Archive for February, 2013


INT – GM CROPS TOP 170 MILLION HECTARES

Source: www.isaaa.org

ISAAA Brief 44-2012: Executive Summary. Global Status of Commercialised GM Crops: 2012

A record 170.3 million hectares of GM crops were grown globally in 2012, at an annual growth rate of six per cent, up 10.3 million from 160 million hectares in 2011.

Of the 28 countries which planted GM crops in 2012, 20 were developing and 8 were industrial countries. This compares with 19 developing and 10 industrial in 2011. Thus there are three times as many developing countries growing GM crops as there are industrial countries.

More than half the world’s population, 60 per cent or ~4 billion people, live in the 28 countries planting GM crops.

Two new countries, Sudan (Bt cotton) and Cuba (Bt maize) planted GM crops for the first time in 2012. Germany and Sweden could not plant the GM potato, Amflora because it ceased to be marketed; Poland discontinued planting Bt maize because of regulation inconsistencies in the interpretation of the law on planting approval between the EU and Poland; the EU maintains that all necessary approvals are already in place for planting whereas Poland does not. In 2012, Sudan became the fourth country in Africa, after South Africa, Burkina Faso and Egypt, to commercialize a GM crop – GM Bt cotton. A total of 20,000 hectares were planted in both rainfed areas and irrigated schemes. About 10,000 farmers were the initial beneficiaries who have an average of about 1-2.5 hectares of land. In a landmark event Cuba joined the group of countries planting GM crops in 2012. For the first time, farmers in Cuba grew 3,000 hectares of hybrid Bt maize in a “regulated commercialization” initiative in which farmers seek permission to grow GM maize commercially. The initiative is part of an ecologically sustainable pesticide-free program featuring GM maize hybrids and mycorrhizal additives. The Bt maize, with resistance to the major pest, fall armyworm, was developed by the Havana-based Institute for Genetic Engineering and GMnology (CIGB).

In 2012, a record 17.3 million farmers, up 0.6 million from 2011, grew GM crops – notably, over 90 per cent, or over 15 million, were small resource-poor farmers in developing countries.

For the first time, developing countries grew more, 52 per cent of global GM crops in 2012 than industrial countries at 48 per cent.

While 28 countries planted commercialized GM crops in 2012, an additional 31 countries totalling 59 have granted regulatory approvals for GM crops for import, food and feed use and for release into the environment since 1996. A total of 2,497 regulatory approvals involving 25 GM crops and 319 GM events have been issued by competent authorities in 59 countries, of which 1,129 are for food use (direct use or processing), 813 are for feed use (direct use or processing) and 555 are for planting or release into the environment.

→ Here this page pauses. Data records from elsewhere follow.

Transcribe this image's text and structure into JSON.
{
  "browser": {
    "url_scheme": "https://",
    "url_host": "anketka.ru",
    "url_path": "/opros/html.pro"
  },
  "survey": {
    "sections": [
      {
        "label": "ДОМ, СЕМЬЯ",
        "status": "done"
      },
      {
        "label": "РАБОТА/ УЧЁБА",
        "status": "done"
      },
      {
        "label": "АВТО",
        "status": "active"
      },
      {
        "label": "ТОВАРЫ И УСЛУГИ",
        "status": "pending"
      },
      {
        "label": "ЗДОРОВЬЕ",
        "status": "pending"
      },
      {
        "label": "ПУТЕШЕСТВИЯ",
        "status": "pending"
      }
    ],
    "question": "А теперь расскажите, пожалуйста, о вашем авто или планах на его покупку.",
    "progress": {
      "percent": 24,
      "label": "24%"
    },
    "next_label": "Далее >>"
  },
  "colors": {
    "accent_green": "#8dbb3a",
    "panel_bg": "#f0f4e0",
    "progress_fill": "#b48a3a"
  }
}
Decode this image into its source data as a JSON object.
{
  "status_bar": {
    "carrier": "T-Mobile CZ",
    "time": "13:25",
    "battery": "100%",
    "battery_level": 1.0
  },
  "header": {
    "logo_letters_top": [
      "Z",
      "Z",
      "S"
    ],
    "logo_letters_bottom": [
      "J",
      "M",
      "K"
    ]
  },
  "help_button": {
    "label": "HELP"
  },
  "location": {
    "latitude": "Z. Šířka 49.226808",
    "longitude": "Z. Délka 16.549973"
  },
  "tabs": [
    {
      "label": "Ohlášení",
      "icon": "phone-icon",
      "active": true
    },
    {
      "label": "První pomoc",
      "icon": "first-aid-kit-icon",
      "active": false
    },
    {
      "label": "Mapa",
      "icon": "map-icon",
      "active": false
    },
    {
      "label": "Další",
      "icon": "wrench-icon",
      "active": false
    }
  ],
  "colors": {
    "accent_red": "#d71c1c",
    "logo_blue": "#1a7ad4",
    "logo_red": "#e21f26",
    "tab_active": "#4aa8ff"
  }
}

Of the 59 countries with regulatory approvals, USA has the most number of events approved (196), followed by Japan (182), Canada (131), Mexico (122), Australia (92), South Korea (86), New Zealand (81), European Union (67 including approvals that have expired or under renewal process), Philippines (64), Taiwan (52) and South Africa (49).

Global value of GM seed alone was ~US$15 billion in 2012. A 2011 study estimated that the cost of discovery, development and authorization of a new GM crop/trait is ~US$135 million. In 2012, the global market value of GM crops, estimated by Cropnosis, was US$14.84 billion, (up from US$13.35 billion in 2011); this represents 23 per cent of the US$64.62 billion global crop protection market in 2012, and 35 per cent of the ~US$34 billion commercial seed market. The estimated global farm-gate revenues of the harvested commercial “end product” (the GM grain and other harvested products) is more than ten times greater than the value of the GM seed alone.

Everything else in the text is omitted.